Executive director Dave Workman told TWICE the group still has 18 members and that “estimated annual sales would be around $2 billion. We crested above that previously but with the reorganization at Tweeter some sales volume has come down.”
When asked if PRO is considering expansion, Workman said, “We are not on a rush drive. We don’t need to validate ourselves by having 19 or 20 members. It is more important to have the right members. Our members have been actively recruited because they bring complimentary value to the group. Where we feel there would be an additional retailer out there that could bring value we would always welcome a new member.”
But he feels that the expansion at Ken Crane’s and Sixth Avenue Electronics “and growth with our Internet retailers, one balances off against another.
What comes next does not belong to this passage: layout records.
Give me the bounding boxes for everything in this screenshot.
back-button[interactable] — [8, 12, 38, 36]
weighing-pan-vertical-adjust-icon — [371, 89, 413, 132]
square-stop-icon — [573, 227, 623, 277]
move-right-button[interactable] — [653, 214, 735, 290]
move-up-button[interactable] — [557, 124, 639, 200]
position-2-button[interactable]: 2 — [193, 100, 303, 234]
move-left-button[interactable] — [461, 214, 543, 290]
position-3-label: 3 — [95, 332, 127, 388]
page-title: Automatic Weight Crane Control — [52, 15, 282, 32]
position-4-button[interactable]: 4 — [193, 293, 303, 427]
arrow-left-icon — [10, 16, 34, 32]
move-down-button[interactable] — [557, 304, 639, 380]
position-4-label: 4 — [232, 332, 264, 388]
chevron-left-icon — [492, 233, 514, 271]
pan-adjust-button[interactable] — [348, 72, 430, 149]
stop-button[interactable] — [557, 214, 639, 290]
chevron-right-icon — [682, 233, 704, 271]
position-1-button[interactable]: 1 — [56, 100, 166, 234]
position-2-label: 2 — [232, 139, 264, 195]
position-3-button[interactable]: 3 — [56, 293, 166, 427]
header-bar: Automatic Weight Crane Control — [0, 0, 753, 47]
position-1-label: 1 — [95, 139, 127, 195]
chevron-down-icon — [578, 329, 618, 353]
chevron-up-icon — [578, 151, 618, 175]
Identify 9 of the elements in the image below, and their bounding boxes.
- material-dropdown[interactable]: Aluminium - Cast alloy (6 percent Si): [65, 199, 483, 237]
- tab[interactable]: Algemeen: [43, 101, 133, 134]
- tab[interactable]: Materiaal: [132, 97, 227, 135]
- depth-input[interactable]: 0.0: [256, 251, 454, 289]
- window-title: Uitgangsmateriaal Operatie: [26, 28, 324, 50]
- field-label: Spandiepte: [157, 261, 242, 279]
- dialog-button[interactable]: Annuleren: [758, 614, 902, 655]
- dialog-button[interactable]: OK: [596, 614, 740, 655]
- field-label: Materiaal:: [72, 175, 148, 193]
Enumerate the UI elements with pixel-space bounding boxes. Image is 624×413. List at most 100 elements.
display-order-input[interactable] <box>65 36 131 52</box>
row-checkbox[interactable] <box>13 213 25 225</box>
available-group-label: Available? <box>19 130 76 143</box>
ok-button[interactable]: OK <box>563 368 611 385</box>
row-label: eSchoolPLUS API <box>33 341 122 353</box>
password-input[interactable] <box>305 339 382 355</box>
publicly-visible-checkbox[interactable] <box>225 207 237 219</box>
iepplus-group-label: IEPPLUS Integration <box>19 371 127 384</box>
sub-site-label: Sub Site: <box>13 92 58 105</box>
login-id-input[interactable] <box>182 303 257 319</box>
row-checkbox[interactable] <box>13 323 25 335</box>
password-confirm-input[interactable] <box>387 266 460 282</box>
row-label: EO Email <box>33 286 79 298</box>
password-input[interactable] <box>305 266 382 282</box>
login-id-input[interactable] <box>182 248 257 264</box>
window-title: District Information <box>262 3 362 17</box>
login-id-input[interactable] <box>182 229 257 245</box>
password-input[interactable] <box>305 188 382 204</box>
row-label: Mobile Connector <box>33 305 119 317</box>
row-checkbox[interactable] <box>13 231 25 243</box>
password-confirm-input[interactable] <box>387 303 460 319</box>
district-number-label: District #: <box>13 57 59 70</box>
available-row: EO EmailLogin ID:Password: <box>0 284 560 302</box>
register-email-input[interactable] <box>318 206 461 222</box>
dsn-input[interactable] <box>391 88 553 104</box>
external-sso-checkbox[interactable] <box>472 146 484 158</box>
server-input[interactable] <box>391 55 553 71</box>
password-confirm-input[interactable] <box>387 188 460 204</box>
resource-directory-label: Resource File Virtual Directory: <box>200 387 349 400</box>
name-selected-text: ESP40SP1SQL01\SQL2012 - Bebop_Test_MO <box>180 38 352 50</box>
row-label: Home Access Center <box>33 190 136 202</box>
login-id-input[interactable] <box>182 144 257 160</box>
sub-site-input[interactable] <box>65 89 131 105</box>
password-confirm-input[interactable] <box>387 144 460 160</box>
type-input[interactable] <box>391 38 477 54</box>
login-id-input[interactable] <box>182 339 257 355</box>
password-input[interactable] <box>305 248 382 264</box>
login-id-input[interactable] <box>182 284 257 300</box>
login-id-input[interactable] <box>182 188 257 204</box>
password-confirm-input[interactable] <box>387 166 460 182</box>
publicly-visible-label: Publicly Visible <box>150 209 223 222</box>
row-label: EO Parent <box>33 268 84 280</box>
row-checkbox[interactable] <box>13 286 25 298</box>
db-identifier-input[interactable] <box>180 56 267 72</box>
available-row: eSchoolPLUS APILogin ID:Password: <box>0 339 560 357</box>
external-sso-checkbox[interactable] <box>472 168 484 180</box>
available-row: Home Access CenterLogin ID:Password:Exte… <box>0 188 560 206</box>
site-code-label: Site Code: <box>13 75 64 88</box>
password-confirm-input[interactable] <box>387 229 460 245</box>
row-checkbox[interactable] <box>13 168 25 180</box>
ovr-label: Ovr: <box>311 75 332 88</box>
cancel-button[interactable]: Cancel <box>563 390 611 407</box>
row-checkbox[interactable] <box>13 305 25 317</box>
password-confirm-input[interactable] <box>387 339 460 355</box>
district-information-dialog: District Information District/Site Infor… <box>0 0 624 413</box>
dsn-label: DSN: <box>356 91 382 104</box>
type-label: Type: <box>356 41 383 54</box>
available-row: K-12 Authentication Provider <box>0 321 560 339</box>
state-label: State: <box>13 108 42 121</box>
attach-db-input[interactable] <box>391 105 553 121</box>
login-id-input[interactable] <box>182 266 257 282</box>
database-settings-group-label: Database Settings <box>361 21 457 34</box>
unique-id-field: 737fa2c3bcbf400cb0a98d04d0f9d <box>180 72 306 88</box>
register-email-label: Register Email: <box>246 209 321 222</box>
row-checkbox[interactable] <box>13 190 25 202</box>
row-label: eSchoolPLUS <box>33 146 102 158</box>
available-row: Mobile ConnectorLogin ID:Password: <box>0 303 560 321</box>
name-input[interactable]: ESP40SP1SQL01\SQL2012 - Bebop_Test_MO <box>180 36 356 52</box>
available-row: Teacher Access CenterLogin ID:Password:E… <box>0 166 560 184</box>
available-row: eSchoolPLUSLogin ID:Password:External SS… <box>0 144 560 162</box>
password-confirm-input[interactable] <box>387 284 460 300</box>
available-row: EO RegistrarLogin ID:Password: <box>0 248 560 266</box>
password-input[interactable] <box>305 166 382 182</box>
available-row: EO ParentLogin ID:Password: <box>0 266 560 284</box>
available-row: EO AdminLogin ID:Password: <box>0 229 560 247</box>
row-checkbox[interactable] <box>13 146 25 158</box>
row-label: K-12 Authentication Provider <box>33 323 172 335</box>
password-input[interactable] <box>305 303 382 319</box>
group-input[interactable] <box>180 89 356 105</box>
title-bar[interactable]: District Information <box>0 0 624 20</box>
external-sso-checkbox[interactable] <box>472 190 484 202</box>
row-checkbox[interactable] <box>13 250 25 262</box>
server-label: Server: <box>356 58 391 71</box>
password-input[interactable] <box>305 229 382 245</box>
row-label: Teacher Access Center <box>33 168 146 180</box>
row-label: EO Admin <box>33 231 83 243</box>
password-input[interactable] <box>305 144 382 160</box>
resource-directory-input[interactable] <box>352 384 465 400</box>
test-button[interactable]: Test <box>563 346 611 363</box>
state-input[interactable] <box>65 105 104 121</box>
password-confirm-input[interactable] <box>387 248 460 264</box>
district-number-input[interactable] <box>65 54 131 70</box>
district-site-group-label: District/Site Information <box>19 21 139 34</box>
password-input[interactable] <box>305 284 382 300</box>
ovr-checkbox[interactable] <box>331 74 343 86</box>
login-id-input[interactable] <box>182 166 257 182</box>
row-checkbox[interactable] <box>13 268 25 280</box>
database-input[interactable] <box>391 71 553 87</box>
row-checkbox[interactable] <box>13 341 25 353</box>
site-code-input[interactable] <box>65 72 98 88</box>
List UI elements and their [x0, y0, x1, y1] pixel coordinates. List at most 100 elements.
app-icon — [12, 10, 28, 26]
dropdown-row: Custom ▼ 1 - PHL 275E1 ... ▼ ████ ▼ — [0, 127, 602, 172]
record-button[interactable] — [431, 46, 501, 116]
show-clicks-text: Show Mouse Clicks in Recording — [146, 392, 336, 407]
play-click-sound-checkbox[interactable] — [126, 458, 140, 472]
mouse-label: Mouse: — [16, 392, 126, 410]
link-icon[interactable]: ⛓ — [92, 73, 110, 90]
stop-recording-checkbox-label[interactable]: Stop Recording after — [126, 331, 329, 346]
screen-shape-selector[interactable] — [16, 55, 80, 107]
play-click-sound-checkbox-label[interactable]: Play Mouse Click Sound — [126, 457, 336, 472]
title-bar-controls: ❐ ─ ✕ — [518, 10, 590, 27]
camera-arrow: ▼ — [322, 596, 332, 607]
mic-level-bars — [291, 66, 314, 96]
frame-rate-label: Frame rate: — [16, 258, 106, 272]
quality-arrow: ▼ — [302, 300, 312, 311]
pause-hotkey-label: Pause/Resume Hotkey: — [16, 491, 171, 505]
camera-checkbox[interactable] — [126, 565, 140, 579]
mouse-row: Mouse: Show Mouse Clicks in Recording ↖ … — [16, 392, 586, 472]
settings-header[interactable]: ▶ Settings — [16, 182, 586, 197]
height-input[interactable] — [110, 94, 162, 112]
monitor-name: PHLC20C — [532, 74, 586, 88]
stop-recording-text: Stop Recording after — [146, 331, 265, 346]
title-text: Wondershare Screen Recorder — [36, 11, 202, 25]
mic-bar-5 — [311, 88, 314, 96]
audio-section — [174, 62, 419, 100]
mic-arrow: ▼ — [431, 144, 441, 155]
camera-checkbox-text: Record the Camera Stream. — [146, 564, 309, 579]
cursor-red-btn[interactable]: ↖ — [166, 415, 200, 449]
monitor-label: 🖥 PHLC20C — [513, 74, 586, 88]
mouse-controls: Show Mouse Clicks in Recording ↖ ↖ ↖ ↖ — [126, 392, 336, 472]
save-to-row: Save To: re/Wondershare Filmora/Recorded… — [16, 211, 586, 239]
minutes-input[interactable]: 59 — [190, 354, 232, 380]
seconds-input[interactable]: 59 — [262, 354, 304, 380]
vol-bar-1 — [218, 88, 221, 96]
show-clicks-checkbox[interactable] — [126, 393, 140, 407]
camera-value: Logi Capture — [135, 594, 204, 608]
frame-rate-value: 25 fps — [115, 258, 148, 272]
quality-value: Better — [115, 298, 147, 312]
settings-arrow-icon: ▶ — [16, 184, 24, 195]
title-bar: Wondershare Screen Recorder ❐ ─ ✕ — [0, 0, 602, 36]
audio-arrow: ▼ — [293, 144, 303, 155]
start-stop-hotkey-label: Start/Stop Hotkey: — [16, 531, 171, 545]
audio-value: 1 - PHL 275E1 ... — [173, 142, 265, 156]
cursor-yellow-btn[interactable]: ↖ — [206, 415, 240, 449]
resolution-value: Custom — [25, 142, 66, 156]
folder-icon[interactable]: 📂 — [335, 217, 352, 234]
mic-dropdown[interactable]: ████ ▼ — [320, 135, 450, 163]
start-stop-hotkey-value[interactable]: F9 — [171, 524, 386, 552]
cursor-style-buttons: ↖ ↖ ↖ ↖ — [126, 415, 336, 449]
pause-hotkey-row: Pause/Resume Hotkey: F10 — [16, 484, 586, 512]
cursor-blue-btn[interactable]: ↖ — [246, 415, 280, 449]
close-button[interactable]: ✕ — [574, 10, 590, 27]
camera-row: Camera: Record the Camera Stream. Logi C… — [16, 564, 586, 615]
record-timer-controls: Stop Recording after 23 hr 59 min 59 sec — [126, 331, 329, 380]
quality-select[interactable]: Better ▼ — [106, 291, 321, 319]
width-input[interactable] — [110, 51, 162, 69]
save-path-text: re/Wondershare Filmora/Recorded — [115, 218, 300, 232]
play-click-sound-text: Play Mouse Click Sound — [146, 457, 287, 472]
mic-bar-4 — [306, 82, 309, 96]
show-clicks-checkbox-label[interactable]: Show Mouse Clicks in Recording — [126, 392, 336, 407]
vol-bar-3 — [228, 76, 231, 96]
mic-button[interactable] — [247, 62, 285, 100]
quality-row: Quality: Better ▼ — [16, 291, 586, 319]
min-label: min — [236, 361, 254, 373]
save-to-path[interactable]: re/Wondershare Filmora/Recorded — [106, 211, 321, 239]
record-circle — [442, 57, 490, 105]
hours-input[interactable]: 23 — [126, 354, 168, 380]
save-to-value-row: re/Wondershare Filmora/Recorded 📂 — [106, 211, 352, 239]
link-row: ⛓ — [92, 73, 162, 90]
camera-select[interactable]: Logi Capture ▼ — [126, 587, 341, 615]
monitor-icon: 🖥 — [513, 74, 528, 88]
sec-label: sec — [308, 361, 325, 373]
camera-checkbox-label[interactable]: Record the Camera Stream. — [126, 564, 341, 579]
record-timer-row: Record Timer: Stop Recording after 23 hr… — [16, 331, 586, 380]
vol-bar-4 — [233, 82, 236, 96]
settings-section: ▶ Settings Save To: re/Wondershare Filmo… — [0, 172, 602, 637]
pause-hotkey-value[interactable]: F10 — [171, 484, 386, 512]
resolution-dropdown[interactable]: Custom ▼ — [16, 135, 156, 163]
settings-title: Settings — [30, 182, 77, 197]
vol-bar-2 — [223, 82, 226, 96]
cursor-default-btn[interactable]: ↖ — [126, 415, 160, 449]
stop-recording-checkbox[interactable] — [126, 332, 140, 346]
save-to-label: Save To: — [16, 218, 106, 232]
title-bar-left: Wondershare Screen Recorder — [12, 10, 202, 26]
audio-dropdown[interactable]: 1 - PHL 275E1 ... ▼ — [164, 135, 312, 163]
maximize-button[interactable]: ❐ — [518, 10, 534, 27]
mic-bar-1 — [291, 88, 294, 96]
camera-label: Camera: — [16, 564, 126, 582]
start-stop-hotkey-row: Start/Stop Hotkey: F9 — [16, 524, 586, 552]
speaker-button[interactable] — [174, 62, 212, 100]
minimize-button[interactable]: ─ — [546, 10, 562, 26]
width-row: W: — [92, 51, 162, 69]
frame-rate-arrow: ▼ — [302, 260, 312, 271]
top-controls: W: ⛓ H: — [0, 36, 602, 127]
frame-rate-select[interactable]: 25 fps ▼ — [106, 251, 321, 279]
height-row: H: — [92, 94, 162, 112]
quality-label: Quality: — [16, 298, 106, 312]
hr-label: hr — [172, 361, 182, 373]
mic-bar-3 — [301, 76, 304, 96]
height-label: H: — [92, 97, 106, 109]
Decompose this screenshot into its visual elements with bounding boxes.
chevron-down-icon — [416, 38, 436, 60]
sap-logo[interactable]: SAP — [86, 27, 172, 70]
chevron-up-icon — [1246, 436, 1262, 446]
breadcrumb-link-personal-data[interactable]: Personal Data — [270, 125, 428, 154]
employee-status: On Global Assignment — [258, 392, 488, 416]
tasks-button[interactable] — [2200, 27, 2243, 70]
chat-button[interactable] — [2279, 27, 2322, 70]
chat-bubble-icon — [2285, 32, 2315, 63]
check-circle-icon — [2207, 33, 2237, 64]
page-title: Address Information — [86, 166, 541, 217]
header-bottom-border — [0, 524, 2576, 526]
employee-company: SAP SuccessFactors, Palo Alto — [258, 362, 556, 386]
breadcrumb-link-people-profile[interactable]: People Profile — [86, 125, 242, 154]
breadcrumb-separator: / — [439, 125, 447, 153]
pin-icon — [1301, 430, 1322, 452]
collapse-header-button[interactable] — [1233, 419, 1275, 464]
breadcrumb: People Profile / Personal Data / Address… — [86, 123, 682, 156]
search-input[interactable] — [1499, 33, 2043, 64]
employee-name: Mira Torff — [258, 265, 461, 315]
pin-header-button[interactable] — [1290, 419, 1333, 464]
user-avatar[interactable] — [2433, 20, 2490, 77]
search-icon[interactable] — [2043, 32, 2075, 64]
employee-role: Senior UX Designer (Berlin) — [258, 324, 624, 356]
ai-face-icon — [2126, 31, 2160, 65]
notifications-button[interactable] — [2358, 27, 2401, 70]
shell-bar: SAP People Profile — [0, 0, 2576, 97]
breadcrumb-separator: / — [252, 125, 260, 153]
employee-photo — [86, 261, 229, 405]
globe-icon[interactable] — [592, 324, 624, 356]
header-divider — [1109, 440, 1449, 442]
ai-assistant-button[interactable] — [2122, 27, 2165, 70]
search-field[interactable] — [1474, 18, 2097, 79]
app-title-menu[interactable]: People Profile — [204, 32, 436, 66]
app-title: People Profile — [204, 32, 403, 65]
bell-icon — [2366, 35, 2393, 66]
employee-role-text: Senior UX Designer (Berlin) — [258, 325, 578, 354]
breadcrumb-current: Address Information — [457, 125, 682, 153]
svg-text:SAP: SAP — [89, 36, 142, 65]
We are growing as a group … even with the choppy waters out there, we still think we can catch a little wind in our sails and end up with a pretty reasonable year.”
And PRO provided further details on other ventures previously announced. During International CES in January (TWICE, Jan. 22, p. 20) PRO said it would implement a supply chain initiative but didn’t mention the supplier backing it. That supplier is Panasonic and the deal will allow PRO members to interface with Panasonic’s collaborative planning, forecasting and replenishment (CPFR) system, allowing “greater accuracy in forecasting,” Workman said in a prepared statement.
PRO also provided details on its customer-centric strategy (TWICE, April 23, p. 6) and its deal with Control4 to sell its home automation products (see TWICE.com for details).
Workman also discussed key issues facing the group with TWICE:
How is Tweeter’s consolidation affecting PRO?
“It would be stupid to say that our largest member is undergoing a reorganization, and it won’t have an affect whatsoever on the group. The issues around Tweeter (see story, right) are issues that both the industry needs to deal with — keeping specialty chains like Tweeter growing. I would say that it is incumbent upon [PRO] to rally behind Tweeter with the challenges they are facing in their business and help them in any way we can. I’m confident that they will find an answer. There are consumers who look for something more than a price.”
What is the major concern of the PRO Group at this meeting?
“The main concern is can we retain profitability for all channels in this business, recognizing that manufacturers have to do volume. We have to also realize that there are varying channels and that each of those channels has a position and a benefit to the consumer. But we sometimes race to zero in this industry. We just can’t rush to commoditization so quickly with everything we have to sell.”
What impact has the problems of national retailers had on the industry?
“When you are in the CE business you are not in a vacuum. There is a ripple effect. And as we look at products, when you create a solution for consumers, this industry has always been noted for products will always become commoditized but solutions don’t. I think there is more and more emphasis on the part of all retailers to come up with an end solution for consumers. Too often we are just offering a product. How do we take all this wonderful technology, bring it to consumer and make it easy to understand and easy to use? That requires a certain level of knowledge and a certain level of training you just can’t get off of a spec sheet.”